Causes of Muscle Tensions

Muscle tensions hinder movement, reflecting an inner reluctance to do something specific or to be active in general. This may hide disappointment in life, self-doubt, fear of leaving the comfort zone, fear of failure, or the unknown. Muscle tensions arise from nervous grounds.

Neck and Shoulder Tension

You feel as if someone is “riding” on your neck. Additionally, neck and shoulder pain indicates taking on too much. You feel obligated to constantly care for, help, and support others, forgetting your own health and happiness. It’s necessary to rid oneself of hyper-responsibility, which causes muscle spasms in the neck.

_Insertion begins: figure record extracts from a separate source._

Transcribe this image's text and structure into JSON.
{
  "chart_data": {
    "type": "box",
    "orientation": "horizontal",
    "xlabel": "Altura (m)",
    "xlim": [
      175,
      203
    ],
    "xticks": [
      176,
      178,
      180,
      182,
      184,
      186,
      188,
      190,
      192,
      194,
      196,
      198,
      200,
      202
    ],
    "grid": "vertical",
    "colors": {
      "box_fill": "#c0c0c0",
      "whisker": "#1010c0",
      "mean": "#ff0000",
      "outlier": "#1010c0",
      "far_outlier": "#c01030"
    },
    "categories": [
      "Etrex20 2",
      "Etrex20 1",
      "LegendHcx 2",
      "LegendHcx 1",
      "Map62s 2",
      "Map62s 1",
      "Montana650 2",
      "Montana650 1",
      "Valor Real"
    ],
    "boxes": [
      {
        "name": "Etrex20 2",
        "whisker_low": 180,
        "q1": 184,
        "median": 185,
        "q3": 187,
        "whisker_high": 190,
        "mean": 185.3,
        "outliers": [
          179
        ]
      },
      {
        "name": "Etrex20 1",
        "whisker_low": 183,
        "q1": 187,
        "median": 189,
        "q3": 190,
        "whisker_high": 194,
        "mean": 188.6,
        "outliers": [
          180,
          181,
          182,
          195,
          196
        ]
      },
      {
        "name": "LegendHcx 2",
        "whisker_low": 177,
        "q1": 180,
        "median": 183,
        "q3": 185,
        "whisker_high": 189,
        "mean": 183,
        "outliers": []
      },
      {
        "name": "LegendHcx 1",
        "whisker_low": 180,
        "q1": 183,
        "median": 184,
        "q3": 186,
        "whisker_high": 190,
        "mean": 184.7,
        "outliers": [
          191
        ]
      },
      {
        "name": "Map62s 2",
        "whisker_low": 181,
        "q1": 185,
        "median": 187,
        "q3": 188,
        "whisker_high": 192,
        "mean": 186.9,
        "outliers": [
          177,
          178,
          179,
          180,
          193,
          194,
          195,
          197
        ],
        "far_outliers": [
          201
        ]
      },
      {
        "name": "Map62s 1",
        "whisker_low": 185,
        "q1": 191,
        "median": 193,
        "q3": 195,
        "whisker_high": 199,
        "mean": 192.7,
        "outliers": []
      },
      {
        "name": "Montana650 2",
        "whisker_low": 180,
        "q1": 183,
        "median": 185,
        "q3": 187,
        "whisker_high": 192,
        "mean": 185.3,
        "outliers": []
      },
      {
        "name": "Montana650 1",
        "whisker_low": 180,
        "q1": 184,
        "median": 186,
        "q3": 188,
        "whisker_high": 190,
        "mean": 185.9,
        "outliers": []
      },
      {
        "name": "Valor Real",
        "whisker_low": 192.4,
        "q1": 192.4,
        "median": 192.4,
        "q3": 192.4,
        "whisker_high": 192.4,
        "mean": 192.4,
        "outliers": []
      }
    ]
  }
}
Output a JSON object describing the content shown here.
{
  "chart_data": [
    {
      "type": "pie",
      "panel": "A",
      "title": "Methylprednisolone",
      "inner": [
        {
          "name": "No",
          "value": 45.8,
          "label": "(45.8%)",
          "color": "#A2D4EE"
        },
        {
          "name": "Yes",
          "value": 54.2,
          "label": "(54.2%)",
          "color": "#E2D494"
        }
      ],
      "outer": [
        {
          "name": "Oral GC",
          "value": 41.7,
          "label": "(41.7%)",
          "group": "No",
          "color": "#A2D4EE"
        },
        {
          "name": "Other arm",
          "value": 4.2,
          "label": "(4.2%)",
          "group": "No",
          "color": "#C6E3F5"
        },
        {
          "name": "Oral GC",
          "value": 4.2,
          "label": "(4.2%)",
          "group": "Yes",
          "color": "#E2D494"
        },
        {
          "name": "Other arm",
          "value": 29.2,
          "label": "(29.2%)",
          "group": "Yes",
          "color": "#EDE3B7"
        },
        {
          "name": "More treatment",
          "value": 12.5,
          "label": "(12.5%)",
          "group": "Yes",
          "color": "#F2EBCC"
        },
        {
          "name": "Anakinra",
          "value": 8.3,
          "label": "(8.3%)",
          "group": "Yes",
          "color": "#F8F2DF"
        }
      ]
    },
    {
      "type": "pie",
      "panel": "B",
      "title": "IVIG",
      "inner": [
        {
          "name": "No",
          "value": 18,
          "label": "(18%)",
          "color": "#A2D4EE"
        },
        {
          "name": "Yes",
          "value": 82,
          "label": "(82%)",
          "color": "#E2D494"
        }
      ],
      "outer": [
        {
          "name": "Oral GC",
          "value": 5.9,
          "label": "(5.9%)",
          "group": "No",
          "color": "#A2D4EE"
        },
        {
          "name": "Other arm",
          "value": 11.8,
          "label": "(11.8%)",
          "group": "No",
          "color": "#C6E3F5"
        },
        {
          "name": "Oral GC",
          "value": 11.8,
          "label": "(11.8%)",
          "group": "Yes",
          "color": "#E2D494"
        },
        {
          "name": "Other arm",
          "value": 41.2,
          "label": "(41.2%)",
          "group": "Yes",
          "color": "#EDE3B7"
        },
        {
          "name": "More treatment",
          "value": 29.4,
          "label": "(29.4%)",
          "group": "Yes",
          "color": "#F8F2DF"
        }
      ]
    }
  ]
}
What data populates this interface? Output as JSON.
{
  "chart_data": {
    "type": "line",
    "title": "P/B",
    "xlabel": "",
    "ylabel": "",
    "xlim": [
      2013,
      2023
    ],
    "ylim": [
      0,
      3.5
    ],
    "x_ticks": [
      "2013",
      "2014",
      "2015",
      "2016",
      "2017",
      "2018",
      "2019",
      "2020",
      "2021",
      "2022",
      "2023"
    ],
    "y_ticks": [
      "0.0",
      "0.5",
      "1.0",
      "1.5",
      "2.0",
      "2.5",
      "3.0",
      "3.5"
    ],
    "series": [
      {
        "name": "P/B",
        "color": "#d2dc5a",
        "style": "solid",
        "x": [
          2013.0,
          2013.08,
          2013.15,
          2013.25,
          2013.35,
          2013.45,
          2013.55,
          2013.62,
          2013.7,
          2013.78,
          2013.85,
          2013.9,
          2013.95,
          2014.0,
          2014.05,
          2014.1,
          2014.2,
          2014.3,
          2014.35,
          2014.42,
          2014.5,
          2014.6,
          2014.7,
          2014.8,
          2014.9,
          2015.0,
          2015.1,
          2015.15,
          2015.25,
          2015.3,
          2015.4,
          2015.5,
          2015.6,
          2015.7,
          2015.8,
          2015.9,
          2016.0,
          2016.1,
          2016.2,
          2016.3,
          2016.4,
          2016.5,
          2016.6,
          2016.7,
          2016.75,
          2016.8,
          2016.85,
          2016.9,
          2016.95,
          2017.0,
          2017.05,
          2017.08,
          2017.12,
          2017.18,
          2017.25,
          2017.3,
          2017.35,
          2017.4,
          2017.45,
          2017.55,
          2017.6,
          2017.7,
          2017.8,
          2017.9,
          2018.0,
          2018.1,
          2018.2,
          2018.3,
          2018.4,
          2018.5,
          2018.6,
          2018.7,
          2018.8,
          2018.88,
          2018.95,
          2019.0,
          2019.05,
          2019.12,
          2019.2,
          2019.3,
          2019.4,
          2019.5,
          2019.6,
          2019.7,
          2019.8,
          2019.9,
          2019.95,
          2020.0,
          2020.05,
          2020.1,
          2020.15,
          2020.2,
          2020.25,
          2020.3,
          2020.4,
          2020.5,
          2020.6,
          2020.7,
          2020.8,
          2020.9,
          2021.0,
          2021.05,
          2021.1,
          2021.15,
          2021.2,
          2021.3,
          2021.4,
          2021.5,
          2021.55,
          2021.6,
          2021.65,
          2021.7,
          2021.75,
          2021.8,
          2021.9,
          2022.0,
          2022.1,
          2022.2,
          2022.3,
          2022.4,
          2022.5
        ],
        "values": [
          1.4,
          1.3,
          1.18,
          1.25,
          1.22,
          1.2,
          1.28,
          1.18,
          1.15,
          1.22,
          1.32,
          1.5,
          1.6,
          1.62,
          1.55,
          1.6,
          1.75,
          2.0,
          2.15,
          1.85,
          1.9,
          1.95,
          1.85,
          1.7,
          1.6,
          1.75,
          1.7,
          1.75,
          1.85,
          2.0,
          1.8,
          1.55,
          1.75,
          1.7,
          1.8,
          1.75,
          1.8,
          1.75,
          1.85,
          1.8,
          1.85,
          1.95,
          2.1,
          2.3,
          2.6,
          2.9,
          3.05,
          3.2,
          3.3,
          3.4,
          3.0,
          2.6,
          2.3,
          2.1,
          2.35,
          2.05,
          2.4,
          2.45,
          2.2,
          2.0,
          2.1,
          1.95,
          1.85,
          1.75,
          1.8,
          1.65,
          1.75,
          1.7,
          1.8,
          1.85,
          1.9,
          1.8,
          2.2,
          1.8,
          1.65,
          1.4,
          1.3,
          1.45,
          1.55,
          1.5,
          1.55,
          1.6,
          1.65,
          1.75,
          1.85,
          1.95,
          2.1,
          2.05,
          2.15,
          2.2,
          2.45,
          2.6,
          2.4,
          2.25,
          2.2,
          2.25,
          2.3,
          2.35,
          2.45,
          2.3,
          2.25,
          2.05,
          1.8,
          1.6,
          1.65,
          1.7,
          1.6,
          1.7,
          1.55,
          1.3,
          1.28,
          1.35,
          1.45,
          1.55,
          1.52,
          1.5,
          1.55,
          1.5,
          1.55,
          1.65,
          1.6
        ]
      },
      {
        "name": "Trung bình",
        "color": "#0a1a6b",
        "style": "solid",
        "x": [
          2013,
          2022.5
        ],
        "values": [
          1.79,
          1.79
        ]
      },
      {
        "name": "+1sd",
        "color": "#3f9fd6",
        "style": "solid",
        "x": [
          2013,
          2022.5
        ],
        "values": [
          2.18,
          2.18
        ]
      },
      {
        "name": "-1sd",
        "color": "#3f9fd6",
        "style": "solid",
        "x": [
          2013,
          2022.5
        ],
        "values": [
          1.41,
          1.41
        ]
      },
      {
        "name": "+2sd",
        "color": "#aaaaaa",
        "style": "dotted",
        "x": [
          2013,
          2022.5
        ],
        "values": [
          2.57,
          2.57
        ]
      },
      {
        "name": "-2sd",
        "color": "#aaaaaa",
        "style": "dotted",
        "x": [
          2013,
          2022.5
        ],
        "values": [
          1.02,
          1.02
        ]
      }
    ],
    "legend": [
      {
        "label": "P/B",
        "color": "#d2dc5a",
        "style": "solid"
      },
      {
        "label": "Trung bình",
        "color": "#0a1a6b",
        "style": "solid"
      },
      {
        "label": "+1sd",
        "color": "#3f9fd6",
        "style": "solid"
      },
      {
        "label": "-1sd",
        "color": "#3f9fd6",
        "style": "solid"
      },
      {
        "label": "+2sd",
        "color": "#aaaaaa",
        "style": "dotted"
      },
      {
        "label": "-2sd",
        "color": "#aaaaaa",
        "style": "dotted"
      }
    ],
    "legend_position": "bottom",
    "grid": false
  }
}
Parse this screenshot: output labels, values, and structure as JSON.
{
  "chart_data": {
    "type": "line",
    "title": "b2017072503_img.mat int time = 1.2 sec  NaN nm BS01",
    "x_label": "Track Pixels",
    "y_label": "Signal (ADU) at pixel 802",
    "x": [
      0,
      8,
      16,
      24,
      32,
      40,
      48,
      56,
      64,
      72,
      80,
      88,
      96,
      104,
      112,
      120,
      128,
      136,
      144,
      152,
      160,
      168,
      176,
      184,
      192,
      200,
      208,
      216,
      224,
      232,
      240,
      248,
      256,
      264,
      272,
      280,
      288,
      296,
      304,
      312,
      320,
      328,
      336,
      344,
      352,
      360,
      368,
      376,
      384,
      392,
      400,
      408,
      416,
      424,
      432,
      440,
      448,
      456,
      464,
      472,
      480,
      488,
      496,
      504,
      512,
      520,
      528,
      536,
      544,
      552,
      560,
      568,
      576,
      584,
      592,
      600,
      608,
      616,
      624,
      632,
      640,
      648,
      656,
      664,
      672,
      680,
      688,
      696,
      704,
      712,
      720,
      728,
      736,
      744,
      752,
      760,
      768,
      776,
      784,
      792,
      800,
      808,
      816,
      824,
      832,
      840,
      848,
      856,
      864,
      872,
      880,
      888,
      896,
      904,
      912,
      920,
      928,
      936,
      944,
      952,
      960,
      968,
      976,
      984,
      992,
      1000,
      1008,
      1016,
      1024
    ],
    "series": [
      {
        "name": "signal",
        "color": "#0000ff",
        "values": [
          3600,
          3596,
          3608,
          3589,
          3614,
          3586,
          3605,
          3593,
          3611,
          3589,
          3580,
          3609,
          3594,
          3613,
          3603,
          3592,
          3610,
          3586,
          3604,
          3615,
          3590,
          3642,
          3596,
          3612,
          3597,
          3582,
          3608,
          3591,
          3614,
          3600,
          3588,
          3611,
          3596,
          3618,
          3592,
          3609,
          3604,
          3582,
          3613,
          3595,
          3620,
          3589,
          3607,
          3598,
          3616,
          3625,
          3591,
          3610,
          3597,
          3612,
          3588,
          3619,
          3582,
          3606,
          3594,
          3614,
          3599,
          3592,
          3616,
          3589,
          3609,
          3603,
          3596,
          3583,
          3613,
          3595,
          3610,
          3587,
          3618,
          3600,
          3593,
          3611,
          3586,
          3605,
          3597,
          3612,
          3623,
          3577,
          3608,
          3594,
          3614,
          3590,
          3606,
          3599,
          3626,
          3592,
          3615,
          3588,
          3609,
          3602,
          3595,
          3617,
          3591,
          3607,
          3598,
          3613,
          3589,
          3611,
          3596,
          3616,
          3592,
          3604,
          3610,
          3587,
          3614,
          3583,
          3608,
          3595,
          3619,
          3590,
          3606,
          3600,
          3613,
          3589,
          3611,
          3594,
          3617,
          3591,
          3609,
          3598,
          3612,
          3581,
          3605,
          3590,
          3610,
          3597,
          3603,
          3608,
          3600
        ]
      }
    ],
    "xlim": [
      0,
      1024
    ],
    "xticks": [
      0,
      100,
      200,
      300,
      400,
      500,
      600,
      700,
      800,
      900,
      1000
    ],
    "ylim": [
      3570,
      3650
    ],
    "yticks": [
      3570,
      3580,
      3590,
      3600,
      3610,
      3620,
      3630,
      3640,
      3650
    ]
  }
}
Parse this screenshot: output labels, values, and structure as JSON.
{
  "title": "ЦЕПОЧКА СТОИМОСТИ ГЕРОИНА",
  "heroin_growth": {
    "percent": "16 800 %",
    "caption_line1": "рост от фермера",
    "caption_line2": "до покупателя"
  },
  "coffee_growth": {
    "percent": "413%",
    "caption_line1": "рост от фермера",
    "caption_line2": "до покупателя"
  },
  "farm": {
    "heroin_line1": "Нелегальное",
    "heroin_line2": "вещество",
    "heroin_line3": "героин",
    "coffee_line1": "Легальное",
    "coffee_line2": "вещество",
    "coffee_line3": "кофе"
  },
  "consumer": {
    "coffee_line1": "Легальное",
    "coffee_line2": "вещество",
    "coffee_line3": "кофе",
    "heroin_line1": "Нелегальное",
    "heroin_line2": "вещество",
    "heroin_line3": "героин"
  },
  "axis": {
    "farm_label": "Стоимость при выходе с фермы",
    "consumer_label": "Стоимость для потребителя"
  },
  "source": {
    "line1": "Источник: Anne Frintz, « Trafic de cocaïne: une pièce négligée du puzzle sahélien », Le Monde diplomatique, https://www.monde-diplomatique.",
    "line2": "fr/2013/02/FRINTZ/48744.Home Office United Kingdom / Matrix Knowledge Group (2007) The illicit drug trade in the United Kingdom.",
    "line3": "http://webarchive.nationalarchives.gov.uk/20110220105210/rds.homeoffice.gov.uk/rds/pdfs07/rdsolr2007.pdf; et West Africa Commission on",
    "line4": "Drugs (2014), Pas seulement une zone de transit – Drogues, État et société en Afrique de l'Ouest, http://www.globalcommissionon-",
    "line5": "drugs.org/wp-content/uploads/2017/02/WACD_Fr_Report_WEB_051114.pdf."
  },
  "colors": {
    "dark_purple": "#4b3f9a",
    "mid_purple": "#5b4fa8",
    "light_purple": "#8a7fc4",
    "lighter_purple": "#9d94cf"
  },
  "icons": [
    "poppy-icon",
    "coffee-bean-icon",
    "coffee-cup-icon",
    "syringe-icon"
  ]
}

Chondrosis, Pinching, Hunchback, Itch

Causes of chondrosis, pinching, itch, hunchback:

  • Stress;
  • Fear of dismissal;
  • Suppressed creative self-realization;
  • Self-criticism;
  • Fear of making a mistake;
  • Criticism from others;
  • Lack of support;
  • Engaging in disliked activities;
  • Suppressed anger and rage;
  • Dissatisfaction with one’s or another person’s actions;
  • Lack of life’s purpose;
  • Irritation;
  • Feeling disconnected from life.

How to Get Rid of Neck Pain and Eliminate the Psychosomatic Cause

To eliminate neck pain, you need to address the psychological cause. Follow these stages of healing and psychosomatic neck exercises.

Psychosomatic Neck Warm-Up

  1. Express all emotions and feelings. This doesn’t mean you should yell at someone, fight, or get offended. Learn to verbalize your feelings. Say if you are angry at someone or if they hurt you. If you love someone, confess your feelings. Suppressing any emotion is equally dangerous for health. If you can’t convey your emotions to the recipient, release tension in another way: scream alone, cry, laugh. The important thing is to do it consciously. Allow yourself to be a living person.
  2. Train your mind, stretch and warm it up. Learn to listen, accept, and understand other people’s positions. Try to see a problematic situation through someone else’s eyes. But don’t become dependent, don’t allow yourself to be manipulated.
  3. Deal with internal contradictions. Don’t force yourself to do things you don’t want to. Don’t settle for what you are unhappy with. Change your job, hobbies, social circle, or place of residence. Realize what your body and subconscious are protesting against.
  4. Learn to listen to and feel your body, connecting its reactions to emotions. Observe when the pain intensifies and when it weakens. Identify what brings you joy and comfort, and what spoils your mood and worsens your well-being. This will help you understand what you want, what you aspire to, what you like. Then think about how to restore balance in your life.
  5. Develop objectivity. Subjective perception distorts reality, learn to see facts. In every difficult situation, try to detach yourself and look at everything from the perspective of a passerby.
  6. Exercise, stretch, massage your muscles. A sedentary and passive lifestyle slows down metabolism, worsens circulation. This causes an energy stagnation.

Important! Healing requires achieving harmony with the body, soul, and mind. Understand your desires and live in accord with yourself.